Key Highlights from GII 2023:
1. India’s Consistent Rise: India’s continued ascent in the GII, from its 81st rank in 2015 to retaining the current 40th position, underscores the nation’s unwavering commitment to innovation. This upward trajectory aligns with the vision of Atma Nirbhar Bharat, championed by the Prime Minister Narendra Modi, emphasizing self-reliance and resilience through innovation.
2. Leadership Among Peers: India emerges as the numero uno among 37 lower-middle-income group economies and stands tall as the number one innovation performer among the 10 economies in Central and Southern Asia.
3. Consistent Innovation Excellence: India continues to impress by surpassing expectations in relation to its level of development, maintaining its position as an “innovation achiever” for the 13th consecutive year.
4. Strengths and Focus Areas: India ranks highest in the Market Sophistication (input pillar) and Knowledge and Technology Outputs (output pillar) categories. It ranks amongst the top 10 in the Infrastructure and Institutions pillars (input pillars).

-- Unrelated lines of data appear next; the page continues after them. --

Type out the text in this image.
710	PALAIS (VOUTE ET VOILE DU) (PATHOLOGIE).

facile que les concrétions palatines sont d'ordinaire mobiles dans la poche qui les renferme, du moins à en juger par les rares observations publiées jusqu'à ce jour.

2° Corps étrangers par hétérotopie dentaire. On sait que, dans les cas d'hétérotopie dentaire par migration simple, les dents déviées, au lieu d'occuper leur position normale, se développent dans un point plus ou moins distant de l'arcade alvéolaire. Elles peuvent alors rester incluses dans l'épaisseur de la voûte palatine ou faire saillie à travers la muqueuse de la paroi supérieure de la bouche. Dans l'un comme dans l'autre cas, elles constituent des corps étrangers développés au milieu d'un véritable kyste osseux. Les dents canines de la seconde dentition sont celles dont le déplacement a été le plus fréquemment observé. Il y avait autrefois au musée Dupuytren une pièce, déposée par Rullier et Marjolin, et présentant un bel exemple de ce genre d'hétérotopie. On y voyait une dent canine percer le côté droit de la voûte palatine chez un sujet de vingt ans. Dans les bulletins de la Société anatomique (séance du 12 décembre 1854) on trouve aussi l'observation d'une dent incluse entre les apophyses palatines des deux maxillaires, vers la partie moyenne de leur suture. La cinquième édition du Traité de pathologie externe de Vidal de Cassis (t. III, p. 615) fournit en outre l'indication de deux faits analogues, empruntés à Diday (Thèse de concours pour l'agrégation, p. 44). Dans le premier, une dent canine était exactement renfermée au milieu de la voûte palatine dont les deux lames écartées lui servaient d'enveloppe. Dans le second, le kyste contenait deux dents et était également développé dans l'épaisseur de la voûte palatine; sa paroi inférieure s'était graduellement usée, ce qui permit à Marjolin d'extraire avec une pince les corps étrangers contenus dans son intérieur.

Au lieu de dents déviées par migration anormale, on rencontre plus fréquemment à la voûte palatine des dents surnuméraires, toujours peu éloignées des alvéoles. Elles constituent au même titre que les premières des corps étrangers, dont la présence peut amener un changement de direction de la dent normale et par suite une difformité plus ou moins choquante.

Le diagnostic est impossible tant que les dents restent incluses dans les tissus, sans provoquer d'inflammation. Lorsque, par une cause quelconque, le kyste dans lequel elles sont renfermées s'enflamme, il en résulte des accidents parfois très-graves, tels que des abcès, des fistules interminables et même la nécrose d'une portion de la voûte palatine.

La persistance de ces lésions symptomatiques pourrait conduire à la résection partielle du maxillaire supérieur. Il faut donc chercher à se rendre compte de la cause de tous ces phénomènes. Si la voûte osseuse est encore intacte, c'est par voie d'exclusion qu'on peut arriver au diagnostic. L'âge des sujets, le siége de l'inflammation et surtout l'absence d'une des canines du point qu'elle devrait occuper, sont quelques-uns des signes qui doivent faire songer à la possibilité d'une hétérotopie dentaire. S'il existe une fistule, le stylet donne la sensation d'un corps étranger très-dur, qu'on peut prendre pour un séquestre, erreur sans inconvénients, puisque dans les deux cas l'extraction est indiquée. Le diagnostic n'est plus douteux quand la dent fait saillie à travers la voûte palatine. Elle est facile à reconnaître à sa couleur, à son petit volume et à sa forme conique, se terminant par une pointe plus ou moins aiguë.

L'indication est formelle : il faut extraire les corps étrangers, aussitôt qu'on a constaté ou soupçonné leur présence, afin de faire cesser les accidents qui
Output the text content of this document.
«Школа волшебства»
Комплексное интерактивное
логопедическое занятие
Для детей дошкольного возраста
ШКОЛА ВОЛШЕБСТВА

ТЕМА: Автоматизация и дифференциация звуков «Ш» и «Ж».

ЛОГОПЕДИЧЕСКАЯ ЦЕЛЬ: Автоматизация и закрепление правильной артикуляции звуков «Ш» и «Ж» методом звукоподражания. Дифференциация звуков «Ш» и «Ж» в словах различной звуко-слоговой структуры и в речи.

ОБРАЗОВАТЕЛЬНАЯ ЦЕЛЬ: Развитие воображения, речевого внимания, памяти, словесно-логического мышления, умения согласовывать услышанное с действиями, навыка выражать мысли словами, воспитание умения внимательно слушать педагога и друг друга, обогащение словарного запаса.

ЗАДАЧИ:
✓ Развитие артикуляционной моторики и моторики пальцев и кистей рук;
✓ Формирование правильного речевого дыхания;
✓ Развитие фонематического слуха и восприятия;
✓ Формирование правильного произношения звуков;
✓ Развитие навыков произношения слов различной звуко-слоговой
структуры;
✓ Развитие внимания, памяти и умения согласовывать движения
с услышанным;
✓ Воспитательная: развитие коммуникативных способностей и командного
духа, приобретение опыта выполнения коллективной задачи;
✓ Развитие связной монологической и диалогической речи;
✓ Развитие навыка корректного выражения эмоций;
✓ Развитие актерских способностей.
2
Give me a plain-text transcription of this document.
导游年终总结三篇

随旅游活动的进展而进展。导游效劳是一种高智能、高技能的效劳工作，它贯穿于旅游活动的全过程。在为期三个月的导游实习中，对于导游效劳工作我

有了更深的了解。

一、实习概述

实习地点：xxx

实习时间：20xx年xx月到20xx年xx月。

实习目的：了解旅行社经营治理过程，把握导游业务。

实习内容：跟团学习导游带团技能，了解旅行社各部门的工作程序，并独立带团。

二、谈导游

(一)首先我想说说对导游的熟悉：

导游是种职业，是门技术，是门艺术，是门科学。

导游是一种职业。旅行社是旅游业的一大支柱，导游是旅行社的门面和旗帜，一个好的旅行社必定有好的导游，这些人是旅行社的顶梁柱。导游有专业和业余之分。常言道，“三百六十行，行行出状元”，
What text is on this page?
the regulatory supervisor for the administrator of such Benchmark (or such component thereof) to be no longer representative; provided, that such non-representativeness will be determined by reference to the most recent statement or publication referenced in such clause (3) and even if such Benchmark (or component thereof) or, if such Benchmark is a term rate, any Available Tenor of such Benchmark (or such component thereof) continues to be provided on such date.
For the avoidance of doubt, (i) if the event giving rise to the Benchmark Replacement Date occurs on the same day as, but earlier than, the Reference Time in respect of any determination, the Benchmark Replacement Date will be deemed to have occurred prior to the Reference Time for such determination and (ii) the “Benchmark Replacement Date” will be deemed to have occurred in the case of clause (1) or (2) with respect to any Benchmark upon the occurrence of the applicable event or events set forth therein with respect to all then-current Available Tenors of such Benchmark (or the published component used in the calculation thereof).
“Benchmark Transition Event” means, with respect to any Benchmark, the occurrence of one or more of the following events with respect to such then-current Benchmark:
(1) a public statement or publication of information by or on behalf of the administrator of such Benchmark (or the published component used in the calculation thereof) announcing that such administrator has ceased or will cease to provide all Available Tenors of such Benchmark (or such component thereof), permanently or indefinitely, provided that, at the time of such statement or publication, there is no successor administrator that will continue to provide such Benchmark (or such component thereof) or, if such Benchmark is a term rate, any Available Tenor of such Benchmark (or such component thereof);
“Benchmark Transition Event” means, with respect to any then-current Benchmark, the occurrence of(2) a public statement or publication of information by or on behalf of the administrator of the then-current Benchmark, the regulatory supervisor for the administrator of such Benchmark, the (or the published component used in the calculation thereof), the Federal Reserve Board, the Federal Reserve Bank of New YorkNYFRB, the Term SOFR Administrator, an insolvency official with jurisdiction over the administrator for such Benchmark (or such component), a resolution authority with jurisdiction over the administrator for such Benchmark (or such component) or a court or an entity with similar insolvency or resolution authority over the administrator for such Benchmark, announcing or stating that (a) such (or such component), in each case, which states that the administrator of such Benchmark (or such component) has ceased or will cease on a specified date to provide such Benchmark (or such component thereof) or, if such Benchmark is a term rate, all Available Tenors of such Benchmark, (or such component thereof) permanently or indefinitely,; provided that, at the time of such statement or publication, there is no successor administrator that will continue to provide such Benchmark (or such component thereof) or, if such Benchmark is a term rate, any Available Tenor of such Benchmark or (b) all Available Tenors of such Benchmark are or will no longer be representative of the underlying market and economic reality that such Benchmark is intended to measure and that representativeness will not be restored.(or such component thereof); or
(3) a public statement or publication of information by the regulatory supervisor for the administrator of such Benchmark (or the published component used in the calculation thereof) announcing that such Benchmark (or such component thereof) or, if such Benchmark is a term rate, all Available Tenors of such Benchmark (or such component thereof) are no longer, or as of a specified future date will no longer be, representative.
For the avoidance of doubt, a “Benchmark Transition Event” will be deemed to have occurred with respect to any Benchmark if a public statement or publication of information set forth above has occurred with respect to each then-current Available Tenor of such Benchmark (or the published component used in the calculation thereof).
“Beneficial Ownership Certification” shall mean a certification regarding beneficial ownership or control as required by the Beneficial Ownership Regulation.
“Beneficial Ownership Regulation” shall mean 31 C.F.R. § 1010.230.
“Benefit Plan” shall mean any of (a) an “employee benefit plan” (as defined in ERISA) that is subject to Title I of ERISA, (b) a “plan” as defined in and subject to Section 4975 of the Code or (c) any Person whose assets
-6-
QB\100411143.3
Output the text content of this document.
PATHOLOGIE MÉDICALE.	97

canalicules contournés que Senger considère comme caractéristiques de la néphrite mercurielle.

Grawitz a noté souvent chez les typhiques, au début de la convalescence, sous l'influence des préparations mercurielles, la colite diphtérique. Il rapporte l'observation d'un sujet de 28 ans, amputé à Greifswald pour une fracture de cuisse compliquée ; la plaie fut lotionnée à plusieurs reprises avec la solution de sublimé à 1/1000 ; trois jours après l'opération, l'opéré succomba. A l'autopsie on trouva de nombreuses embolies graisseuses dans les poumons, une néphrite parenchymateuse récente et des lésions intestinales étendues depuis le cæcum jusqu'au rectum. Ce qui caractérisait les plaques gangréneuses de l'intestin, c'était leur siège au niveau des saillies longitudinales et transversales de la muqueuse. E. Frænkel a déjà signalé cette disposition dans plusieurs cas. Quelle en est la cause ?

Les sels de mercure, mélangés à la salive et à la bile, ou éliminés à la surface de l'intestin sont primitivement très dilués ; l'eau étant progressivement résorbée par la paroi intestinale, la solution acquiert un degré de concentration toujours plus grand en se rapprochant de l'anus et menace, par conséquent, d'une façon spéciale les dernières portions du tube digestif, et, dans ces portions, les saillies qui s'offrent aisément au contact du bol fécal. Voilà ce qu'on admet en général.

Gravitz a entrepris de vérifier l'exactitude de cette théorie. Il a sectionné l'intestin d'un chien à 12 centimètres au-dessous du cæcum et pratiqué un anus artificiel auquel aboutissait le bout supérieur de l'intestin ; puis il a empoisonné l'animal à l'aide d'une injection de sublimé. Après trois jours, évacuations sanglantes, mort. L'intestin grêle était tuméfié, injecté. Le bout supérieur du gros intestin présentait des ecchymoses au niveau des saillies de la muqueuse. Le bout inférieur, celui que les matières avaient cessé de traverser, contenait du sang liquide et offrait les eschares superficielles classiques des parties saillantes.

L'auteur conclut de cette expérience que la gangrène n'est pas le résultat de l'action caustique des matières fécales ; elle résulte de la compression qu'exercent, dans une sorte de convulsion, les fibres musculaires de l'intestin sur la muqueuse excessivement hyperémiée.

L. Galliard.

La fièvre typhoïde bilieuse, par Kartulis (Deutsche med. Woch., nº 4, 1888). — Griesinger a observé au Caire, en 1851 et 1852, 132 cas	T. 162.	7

5. Top-Ranked Indicator: India secures the top spot in the “Domestic market scale, bn PPP$” indicator. Furthermore, India is ranked in the top 10 in six additional indicators: “ICT Services exports, % total trade,” “Venture capital received, value, % GDP,” “Finance for startups and scaleups,” “Domestic industry diversification,” “Unicorn valuation, % GDP,” and “Intangible asset intensity, top 15, %.”
6. Innovation Outputs: India proudly ranks 35th in innovation outputs, marking an improvement from the previous year.
7. Higher Graduates in Science and Engineering: India records 34% of total tertiary graduates in science and engineering in 2021, ranking 11th in this indicator.
8. Startup Finance Recognition: India’s finance for startups and scaleups earns it the 9th position in this category, while the Venture Capital Performance, though slightly lower than the previous year, secures the 6th position.
9. Diverse Domestic Industries: India demonstrates growth in domestic industry diversification, reflecting a 0.46% increase from the prior year, and ranks 10th in this indicator.
10. Patents and Citable Documents: India shows a substantial growth in patents by origin, ranking 28th globally. Additionally, it achieved the 20th rank in the citable documents H-index in 2022.
11. Unicorn Valuation: India’s unicorn valuation stands at 5.04% of GDP in 2023, securing the 9th position in this indicator.
12. High-Tech Manufacturing: High-tech manufacturing contributed to 34.23% of the total manufacturing output in 2019, with India ranking 35th in this category.
13. Intangible Asset Intensity: India achieved an impressive 8th position in intangible asset intensity, and maintains a Global Brand Value of 210.907 billion USD in 2023, ranking 31st globally.
14. Cultural and Creative Exports: India’s cultural and creative services exports soared in 2021, up by a substantial 21.4% from the prior year, securing the 18th position in this thriving sector.
The Global Innovation Index 2023 launch in India exemplifies the nation’s unwavering commitment to innovation and its remarkable journey towards becoming a global innovation leader. As India consistently outperforms expectations and excels in various indicators, it stands poised to drive economic growth, foster resilience and embrace self-reliance through innovation.